Faced with the allegations, Ms. Ruthardt last year considered reopening the EMLICO redomestication but decided instead to pursue the fraud charges as part of an examination of Massachusetts-based Electric Insurance, headed by several former EMLICO officers.
As part of this investigation, the Insurance Division subpoenaed EMLICO-related records from several consultants, including Tillinghast-Towers Perrin.
The settlement talks between regulators, GE and EMLICO were disclosed last month when the parties jointly sought to delay a court action to enforce the Tillinghast subpoena (BI, March 3).
Sources familiar with the talks last week confirmed a Boston Globe report that the deal calls for the Massachusetts division to become ancillary receiver for EMLICO with oversight of GE environmental and asbestos claims settlements.
Under the proposed deal, EMLICO liquidators with Coopers & Lybrand would negotiate claim settlements with GE and then submit the settlement packages to Massachusetts regulators for approval, the sources say.

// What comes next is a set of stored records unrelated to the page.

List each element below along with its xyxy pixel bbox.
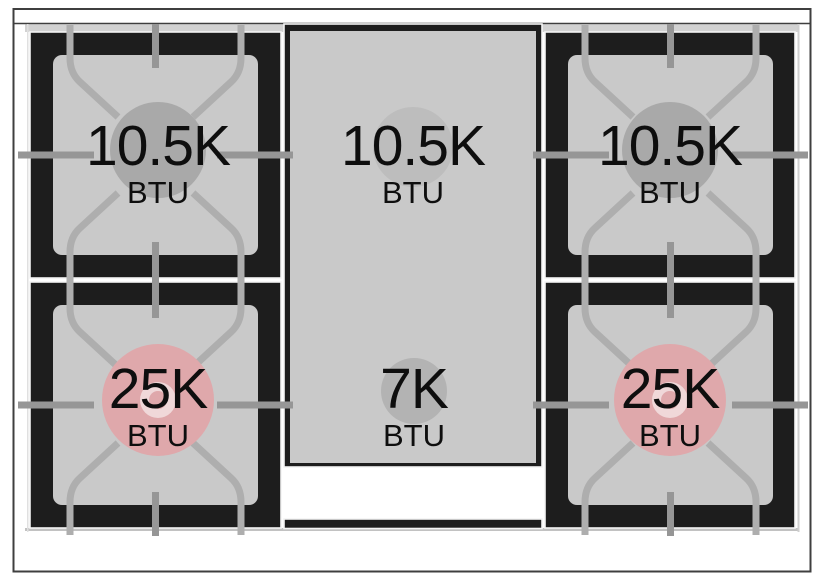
btu-value: 10.5K xyxy=(86,118,230,175)
range-top-diagram: 10.5K BTU 10.5K BTU 10.5K BTU 25K BTU xyxy=(0,0,824,584)
btu-unit-label: BTU xyxy=(109,420,207,451)
btu-unit-label: BTU xyxy=(598,177,742,208)
rim-right xyxy=(798,24,800,532)
btu-unit-label: BTU xyxy=(341,177,485,208)
btu-value: 10.5K xyxy=(341,118,485,175)
burner-rating-label: 25K BTU xyxy=(109,361,207,451)
burner-rating-label: 10.5K BTU xyxy=(598,118,742,208)
btu-unit-label: BTU xyxy=(86,177,230,208)
range-top-line-art xyxy=(0,0,824,584)
burner-rating-label: 10.5K BTU xyxy=(341,118,485,208)
burner-rating-label: 10.5K BTU xyxy=(86,118,230,208)
btu-value: 7K xyxy=(380,361,448,418)
btu-value: 10.5K xyxy=(598,118,742,175)
btu-value: 25K xyxy=(621,361,719,418)
btu-value: 25K xyxy=(109,361,207,418)
burner-rating-label: 25K BTU xyxy=(621,361,719,451)
burner-rating-label: 7K BTU xyxy=(380,361,448,451)
rim-left xyxy=(27,24,29,532)
btu-unit-label: BTU xyxy=(621,420,719,451)
griddle-front-band xyxy=(284,519,542,529)
btu-unit-label: BTU xyxy=(380,420,448,451)
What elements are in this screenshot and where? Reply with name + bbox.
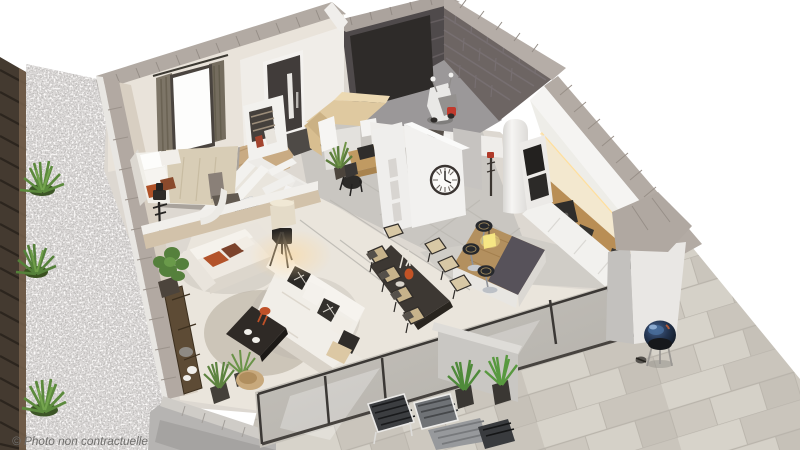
svg-text:© Photo non contractuelle: © Photo non contractuelle xyxy=(12,434,148,448)
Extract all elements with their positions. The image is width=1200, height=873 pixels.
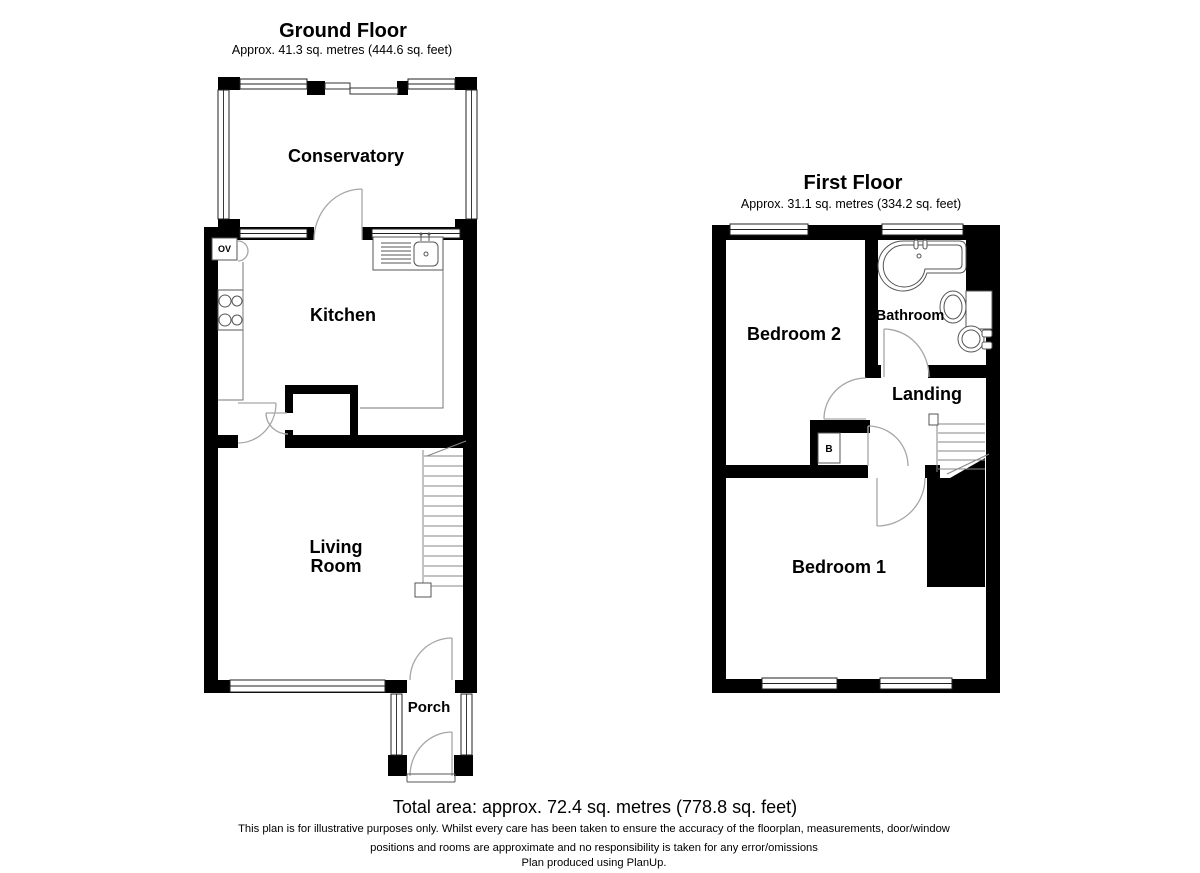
room-label-landing: Landing xyxy=(892,384,962,404)
first-floor-windows xyxy=(730,224,963,689)
oven-door-arc xyxy=(238,241,248,261)
kitchen-living-door xyxy=(238,403,276,443)
conservatory-glazing xyxy=(325,83,398,94)
conservatory-window-right xyxy=(466,90,477,219)
room-label-living-room-line1: Living xyxy=(310,537,363,557)
first-floor-plan: First Floor Approx. 31.1 sq. metres (334… xyxy=(712,172,1000,693)
bedroom1-window-left xyxy=(762,678,837,689)
ground-floor-doors xyxy=(238,189,455,782)
disclaimer-line2: positions and rooms are approximate and … xyxy=(370,842,818,854)
bedroom1-window-right xyxy=(880,678,952,689)
bedroom2-window xyxy=(730,224,808,235)
bathroom-door xyxy=(884,329,929,377)
porch-window-left xyxy=(391,694,402,755)
chimney-breast xyxy=(285,385,358,394)
room-label-conservatory: Conservatory xyxy=(288,146,404,166)
room-label-porch: Porch xyxy=(408,699,451,716)
footer: Total area: approx. 72.4 sq. metres (778… xyxy=(238,797,951,869)
disclaimer-line1: This plan is for illustrative purposes o… xyxy=(238,823,951,835)
first-floor-subtitle: Approx. 31.1 sq. metres (334.2 sq. feet) xyxy=(741,197,961,211)
boiler-cupboard: B xyxy=(818,433,840,463)
porch-window-right xyxy=(461,694,472,755)
porch-inner-door xyxy=(410,638,452,680)
bath xyxy=(878,240,966,291)
stair-newel-post xyxy=(415,583,431,597)
conservatory-window-top-right xyxy=(408,79,455,89)
conservatory-window-top-left xyxy=(240,79,307,89)
conservatory-doorway xyxy=(314,227,362,240)
ground-floor-title: Ground Floor xyxy=(279,20,407,42)
hob xyxy=(218,290,243,330)
porch-front-door xyxy=(410,732,452,776)
floorplan-page: Ground Floor Approx. 41.3 sq. metres (44… xyxy=(0,0,1200,873)
total-area-text: Total area: approx. 72.4 sq. metres (778… xyxy=(393,797,797,817)
bathroom-window xyxy=(882,224,963,235)
kitchen-counter-right xyxy=(360,270,443,408)
ground-floor-subtitle: Approx. 41.3 sq. metres (444.6 sq. feet) xyxy=(232,43,452,57)
ground-floor-windows xyxy=(218,79,477,755)
disclaimer-line3: Plan produced using PlanUp. xyxy=(522,857,667,869)
room-label-kitchen: Kitchen xyxy=(310,305,376,325)
room-label-bathroom: Bathroom xyxy=(876,308,944,324)
ground-floor-walls xyxy=(204,77,477,776)
ground-floor-plan: Ground Floor Approx. 41.3 sq. metres (44… xyxy=(204,20,477,782)
floorplan-canvas: Ground Floor Approx. 41.3 sq. metres (44… xyxy=(0,0,1200,873)
bedroom1-door xyxy=(877,478,925,526)
room-label-living-room-line2: Room xyxy=(311,556,362,576)
porch-doorway xyxy=(407,680,455,693)
toilet xyxy=(940,291,992,329)
boiler-label: B xyxy=(825,444,832,455)
kitchen-window-left xyxy=(240,229,307,238)
boiler-cupboard-door xyxy=(868,426,908,466)
room-label-bedroom1: Bedroom 1 xyxy=(792,557,886,577)
kitchen-counter-left xyxy=(218,262,243,400)
first-floor-title: First Floor xyxy=(804,172,903,194)
oven: OV xyxy=(212,238,248,261)
kitchen-sink xyxy=(373,233,443,271)
bedroom2-door xyxy=(824,378,866,419)
oven-label: OV xyxy=(218,244,231,254)
porch-threshold xyxy=(407,774,455,782)
stair-newel-post xyxy=(929,414,938,425)
room-label-bedroom2: Bedroom 2 xyxy=(747,324,841,344)
living-room-window xyxy=(230,680,385,692)
ground-floor-stairs xyxy=(415,441,466,597)
conservatory-window-left xyxy=(218,90,229,219)
chimney-cupboard-door xyxy=(266,413,288,434)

"Large" claims would also be subject to additional review by a special master appointed by the state Supreme Judicial Court, according to one source, who could not say how "large claims" will be defined. Reinsurers would have "ample opportunity" to air objections to these settlements in the court approval process, the source said.
If Massachusetts authorities rejected a settlement, it would return to Bermuda for renegotiation.
Massachusetts law would apply to the GE claims and to issues related to reinsurance coverage, according to the sources.
As part of the deal, the Massachusetts division also would reaffirm its approval of EMLICO's reorganization and is expected to drop its investigation of alleged fraud by GE and EMLICO, the sources say.
Reinsurers and legislators have already objected to this reported provision.
"The issue of fraud on a public agency is being swept under the rug," charged Joseph T. McCollough IV, a lawyer with Lovell White Durrant in Chicago, representing Kemper Re.
"I am concerned that the questions raised concerning the process utilized by the division in the course of the EMLICO hearings and the adequacy of the financial information provided to the division in this regard remain unanswered," State Rep. John P. Slattery said in a letter to Ms. Ruthardt.
"I respectfully urge you to incorporate into any agreement. . .a provision requiring full and complete disclosure of EMLICO's financial position as of the date of entry of the redomestication order."
State Sen. Michael W. Morrissey also questioned "why other people, including reinsurers, were not asked to participate, and the intent of having this deal done behind closed doors rather than through a public hearing process as it should have."
Reinsurers also raised several questions about the deal that remain unanswerable in the absence of specifics on how the agreement would work.
It is unclear, for example, whether EMLICO's liquidators might still argue that reinsurers are subject to Bermuda liquidation law, which allows the liquidators to estimate future claims and attempt to collect immediately from reinsurers, reinsurer lawyers say.
Also unclear is how the deal would affect the insolvency clause in reinsurers' contracts, which allows them to interpose defenses to GE claims against EMLICO. Reinsurer lawyers wonder, for example, whether Bermuda liquidators would be allowed to settle claims with GE with no argument from reinsurers.
Reinsurers also questioned whether Massachusetts authorities really will have much control over GE claims if the settlements are reached in Bermuda and presented to regulators as done deals.
"GE's claims against EMLICO will continue to be handled by GE's handpicked liquidators, with GE acting as the puppeteer," Mr. McCollough charged in a statement.
Negotiators for the Insurance Division, EMLICO's liquidators and GE were meeting Friday afternoon to work on the deal, and sources familiar with the talks said they were unsure when an agreement might be finalized.